On the journey "we saw desolate and groaning villages and corpses spread out on the earth; staging posts on the roads full of darkness and solitude filling with fright everyone who happened to enter and leave them." And "cattle abandoned and roaming scattered over the mountains with nobody to gather them."

 
He saw fields, "abundant in grain which was becoming white and stood erect" yet had no one "to reap or gather it in." And he observed "flocks of sheep, goats, oxen and pigs which had become like wild animals, having forgotten [life in] cultivated land and the human voice which used to lead them."
 
In Constantinople, John recorded in considerable detail the scale of the catastrophe, "When the scourge weighed heavy upon this city, first it eagerly began [to assault] the class of the poor, who lay in the streets.

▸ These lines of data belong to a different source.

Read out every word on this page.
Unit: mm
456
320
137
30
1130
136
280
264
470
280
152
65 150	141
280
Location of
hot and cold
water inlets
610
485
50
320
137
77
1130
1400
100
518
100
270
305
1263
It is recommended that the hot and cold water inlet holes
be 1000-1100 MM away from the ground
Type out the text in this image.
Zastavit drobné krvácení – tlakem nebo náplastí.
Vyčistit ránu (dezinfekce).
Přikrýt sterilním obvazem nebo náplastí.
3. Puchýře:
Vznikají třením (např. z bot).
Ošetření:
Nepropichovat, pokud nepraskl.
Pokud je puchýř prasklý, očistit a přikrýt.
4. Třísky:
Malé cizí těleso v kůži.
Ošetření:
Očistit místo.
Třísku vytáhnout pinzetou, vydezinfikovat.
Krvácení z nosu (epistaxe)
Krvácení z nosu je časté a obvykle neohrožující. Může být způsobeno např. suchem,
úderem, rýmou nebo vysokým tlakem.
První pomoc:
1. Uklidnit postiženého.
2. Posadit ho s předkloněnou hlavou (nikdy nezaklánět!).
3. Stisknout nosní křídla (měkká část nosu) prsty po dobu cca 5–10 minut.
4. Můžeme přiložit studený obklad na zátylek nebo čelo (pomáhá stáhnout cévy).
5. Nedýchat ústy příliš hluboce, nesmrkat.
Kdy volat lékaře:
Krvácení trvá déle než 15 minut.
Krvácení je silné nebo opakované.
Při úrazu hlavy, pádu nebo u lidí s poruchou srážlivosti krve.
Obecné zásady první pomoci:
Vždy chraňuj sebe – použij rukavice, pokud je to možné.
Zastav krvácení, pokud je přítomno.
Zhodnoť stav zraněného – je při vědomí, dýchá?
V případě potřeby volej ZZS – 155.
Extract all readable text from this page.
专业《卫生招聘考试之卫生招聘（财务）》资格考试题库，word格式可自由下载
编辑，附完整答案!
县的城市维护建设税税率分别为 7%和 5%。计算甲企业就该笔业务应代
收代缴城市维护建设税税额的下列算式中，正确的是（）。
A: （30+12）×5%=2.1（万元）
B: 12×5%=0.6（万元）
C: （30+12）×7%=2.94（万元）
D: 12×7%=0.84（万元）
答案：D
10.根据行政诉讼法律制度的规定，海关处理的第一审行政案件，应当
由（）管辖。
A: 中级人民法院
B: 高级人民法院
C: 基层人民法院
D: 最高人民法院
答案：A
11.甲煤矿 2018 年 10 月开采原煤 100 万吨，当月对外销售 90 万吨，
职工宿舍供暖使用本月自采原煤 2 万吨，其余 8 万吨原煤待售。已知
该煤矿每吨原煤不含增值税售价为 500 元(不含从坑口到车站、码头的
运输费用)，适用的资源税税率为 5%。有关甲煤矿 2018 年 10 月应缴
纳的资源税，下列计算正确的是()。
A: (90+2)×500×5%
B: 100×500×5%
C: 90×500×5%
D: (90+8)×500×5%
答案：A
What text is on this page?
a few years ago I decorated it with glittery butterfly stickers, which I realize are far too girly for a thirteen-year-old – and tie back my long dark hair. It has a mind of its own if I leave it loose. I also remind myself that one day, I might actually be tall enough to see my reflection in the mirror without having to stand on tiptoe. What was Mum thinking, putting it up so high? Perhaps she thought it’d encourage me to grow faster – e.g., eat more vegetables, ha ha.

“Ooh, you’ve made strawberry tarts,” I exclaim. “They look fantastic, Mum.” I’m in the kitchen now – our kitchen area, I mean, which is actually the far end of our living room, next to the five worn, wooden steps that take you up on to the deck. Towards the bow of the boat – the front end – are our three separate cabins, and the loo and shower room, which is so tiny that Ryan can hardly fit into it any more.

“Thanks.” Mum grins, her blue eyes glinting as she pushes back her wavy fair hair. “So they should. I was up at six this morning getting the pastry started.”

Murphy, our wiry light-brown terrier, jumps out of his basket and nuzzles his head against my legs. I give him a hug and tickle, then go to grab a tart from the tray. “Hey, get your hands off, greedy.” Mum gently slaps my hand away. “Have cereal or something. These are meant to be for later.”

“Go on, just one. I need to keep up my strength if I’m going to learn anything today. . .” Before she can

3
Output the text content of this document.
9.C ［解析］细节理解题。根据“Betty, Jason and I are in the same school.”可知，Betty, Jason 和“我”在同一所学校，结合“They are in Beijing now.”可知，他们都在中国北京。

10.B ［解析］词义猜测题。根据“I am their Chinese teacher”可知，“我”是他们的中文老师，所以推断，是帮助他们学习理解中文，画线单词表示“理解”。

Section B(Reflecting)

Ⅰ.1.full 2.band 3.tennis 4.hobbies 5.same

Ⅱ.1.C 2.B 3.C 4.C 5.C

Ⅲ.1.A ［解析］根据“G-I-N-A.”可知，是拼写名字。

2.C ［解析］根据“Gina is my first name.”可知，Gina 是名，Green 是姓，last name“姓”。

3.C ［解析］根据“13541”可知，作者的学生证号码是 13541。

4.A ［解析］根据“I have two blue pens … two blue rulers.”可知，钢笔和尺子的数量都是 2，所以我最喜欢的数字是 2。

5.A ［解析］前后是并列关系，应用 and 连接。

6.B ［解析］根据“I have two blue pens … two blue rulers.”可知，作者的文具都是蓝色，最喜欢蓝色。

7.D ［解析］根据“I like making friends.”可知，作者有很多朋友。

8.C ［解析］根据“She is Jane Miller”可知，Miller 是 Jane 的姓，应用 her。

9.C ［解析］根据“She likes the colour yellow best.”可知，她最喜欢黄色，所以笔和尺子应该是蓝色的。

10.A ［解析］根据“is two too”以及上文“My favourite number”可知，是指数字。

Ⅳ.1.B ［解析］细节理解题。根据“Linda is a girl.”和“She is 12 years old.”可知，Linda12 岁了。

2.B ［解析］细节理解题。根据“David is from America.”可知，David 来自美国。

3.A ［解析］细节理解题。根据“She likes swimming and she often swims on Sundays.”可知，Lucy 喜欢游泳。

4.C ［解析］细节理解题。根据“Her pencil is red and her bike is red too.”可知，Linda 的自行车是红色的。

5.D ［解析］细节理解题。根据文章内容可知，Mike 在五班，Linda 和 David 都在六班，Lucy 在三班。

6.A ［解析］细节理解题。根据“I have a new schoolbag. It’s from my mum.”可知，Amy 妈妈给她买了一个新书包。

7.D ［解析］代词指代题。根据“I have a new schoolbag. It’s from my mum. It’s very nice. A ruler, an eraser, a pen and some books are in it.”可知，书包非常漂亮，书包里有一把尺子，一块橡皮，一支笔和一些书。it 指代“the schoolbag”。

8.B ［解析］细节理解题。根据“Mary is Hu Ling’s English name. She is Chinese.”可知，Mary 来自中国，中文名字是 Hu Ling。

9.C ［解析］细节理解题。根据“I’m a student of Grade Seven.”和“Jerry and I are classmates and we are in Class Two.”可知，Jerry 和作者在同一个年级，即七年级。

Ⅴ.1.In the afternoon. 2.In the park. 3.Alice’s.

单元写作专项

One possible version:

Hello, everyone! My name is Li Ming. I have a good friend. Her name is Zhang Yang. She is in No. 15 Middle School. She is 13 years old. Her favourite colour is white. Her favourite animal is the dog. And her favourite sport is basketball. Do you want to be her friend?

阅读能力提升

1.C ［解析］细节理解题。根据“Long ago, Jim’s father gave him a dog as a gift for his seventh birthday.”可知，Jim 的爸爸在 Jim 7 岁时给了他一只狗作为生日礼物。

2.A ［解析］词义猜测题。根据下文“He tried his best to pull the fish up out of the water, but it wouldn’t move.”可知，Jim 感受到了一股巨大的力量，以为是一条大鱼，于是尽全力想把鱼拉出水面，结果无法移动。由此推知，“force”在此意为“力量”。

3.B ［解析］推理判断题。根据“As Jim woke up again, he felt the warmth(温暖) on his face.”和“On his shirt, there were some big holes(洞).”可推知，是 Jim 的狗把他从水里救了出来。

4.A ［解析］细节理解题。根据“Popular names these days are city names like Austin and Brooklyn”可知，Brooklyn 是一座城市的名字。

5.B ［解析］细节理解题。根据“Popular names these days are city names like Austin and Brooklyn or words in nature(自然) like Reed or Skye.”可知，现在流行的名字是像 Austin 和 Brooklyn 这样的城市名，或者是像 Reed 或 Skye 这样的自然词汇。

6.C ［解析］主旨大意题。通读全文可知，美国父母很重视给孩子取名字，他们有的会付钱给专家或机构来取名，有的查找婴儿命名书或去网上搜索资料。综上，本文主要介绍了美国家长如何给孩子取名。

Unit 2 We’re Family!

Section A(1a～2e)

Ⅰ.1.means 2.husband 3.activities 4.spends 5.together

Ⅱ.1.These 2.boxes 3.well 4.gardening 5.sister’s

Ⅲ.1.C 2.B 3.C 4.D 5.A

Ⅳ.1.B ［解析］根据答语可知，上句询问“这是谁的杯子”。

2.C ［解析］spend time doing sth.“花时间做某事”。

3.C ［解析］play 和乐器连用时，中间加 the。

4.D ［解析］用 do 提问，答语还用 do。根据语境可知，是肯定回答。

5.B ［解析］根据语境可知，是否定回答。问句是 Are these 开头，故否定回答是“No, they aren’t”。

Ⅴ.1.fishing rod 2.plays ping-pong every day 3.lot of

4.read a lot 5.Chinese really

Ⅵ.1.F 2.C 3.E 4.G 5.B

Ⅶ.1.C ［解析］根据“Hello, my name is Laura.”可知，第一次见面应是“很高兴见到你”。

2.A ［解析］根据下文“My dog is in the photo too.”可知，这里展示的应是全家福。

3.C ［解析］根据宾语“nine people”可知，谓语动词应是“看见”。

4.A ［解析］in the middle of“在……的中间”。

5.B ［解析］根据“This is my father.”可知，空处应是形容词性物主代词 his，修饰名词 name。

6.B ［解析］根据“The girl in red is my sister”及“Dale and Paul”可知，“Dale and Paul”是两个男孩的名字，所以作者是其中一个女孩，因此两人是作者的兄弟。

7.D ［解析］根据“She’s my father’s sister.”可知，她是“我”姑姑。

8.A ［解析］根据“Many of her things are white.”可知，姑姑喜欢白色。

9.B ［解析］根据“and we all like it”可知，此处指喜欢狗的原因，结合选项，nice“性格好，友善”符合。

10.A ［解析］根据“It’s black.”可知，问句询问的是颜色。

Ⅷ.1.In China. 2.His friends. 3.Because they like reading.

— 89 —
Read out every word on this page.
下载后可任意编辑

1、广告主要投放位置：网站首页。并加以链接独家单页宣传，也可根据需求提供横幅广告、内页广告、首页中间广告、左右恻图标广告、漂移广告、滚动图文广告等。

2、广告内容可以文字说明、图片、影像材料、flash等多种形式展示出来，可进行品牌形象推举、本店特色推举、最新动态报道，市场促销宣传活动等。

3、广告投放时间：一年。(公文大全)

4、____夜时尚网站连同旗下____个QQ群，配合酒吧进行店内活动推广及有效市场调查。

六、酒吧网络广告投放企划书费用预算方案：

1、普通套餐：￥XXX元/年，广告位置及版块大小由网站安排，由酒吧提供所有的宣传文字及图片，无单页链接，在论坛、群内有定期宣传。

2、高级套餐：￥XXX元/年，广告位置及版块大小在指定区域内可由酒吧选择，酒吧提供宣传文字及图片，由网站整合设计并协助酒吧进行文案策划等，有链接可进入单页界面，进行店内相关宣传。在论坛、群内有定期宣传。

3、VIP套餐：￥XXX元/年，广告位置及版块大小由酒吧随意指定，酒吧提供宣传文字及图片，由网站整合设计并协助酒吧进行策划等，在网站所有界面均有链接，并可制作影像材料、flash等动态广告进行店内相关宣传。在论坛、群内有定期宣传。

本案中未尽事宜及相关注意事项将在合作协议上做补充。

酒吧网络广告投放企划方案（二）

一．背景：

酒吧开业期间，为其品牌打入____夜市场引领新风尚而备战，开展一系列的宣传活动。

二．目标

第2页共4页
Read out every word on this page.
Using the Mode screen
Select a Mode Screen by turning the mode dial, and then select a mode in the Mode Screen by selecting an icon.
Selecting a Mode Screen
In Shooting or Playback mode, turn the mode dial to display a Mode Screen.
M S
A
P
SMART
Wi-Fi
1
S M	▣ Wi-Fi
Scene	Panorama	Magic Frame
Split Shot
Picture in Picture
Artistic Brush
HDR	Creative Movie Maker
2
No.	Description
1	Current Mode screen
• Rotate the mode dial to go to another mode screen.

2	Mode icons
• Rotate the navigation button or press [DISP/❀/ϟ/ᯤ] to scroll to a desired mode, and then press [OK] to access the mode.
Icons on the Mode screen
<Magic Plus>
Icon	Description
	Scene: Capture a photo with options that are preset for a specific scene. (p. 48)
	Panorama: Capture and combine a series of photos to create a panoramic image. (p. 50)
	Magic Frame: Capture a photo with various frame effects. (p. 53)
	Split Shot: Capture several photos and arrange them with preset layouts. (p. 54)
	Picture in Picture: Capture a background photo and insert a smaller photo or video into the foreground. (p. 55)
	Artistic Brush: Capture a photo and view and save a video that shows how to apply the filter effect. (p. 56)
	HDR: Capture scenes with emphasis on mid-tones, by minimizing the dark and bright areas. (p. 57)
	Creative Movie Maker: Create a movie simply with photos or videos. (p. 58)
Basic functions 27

It happened that 5,000 and 7,000 or even 12,000 and as many as 16,000 of them departed [this world] in a single day. Since thus far it was only the beginning, men were standing by the harbours, at the cross-roads and at the city gates counting the dead.
 
"Thus the people of Constantinople reached the point of disappearing, only a few remaining, whereas, of those only who had died on the streets- if anybody wants us to name their number, for in fact they were counted- over 300,000 were taken off the streets. Those officials who counted having reached the number of 230,000 and seeing that the dead were innumerable, gave up reckoning and from then on the corpses were brought out without being counted." ....
At first, when burial space ran out, the dead were buried at sea. Vast numbers of corpses were taken to the seashore. "There, boats were filled with them and during each sailing they were thrown overboard and the ships returned to take others corpses."

 
" ....Others carried the corpses on boards and carrying poles, bringing and piling them up one up on another. For other corpses, since they had rotted and putrefied, matting was sewn together. People bore them on carrying poles and coming to the shore threw them down with pus running out of them." ...

 
"...Thus, when I [John of Ephesus], a wretch, wanted to include these matters in a record of history, my thoughts were seized many times by stupor, and for many reasons I planned to omit it, firstly because all mouths and tongues are insufficient to relate it, and moreover, because even if there could be found such that would record at least a little from among the multitude of matters, what use would it be, when the entire world was tottering and reaching its dissolution and the length of generations was cut short? And for who would he who wrote be writing?"

 
"But then I thought that it was right that, through our writings, we should inform our successors and transmit to them at least a little from among the multitude of matters concerning God's chastisement of us. Perhaps during the remainder of the world history which will come after us, they will fear and shake because of the terrible scourge with which we were lashed  through our transgressions and become wiser through  the chastisement of us wretches and be saved from God's wrath here in this world and from future torment."
 

John was describing the epidemic of 541-543 the first visitation of the plague. But the full social and political impact of the disease lay in its remorseless habit of returning to claim the lives of those it had previously spared. -Catastrophe, an investigation into the origins of the modern world by David keys, Ballantine Books, 1999.
 
 
In my opinion, since the circumstances (dim sun, plague killing half the population of the world, Egyptian rivers and sea stinking, a man spewing scripture and uniting the Arabs under the God of Abraham and ending the Roman occupation of the middle east) matched descriptions in the Bible well enough for many, if not most Jews and Christians that survived those times, feeling Muhammad was the great one described in the scriptures and accepting Islam.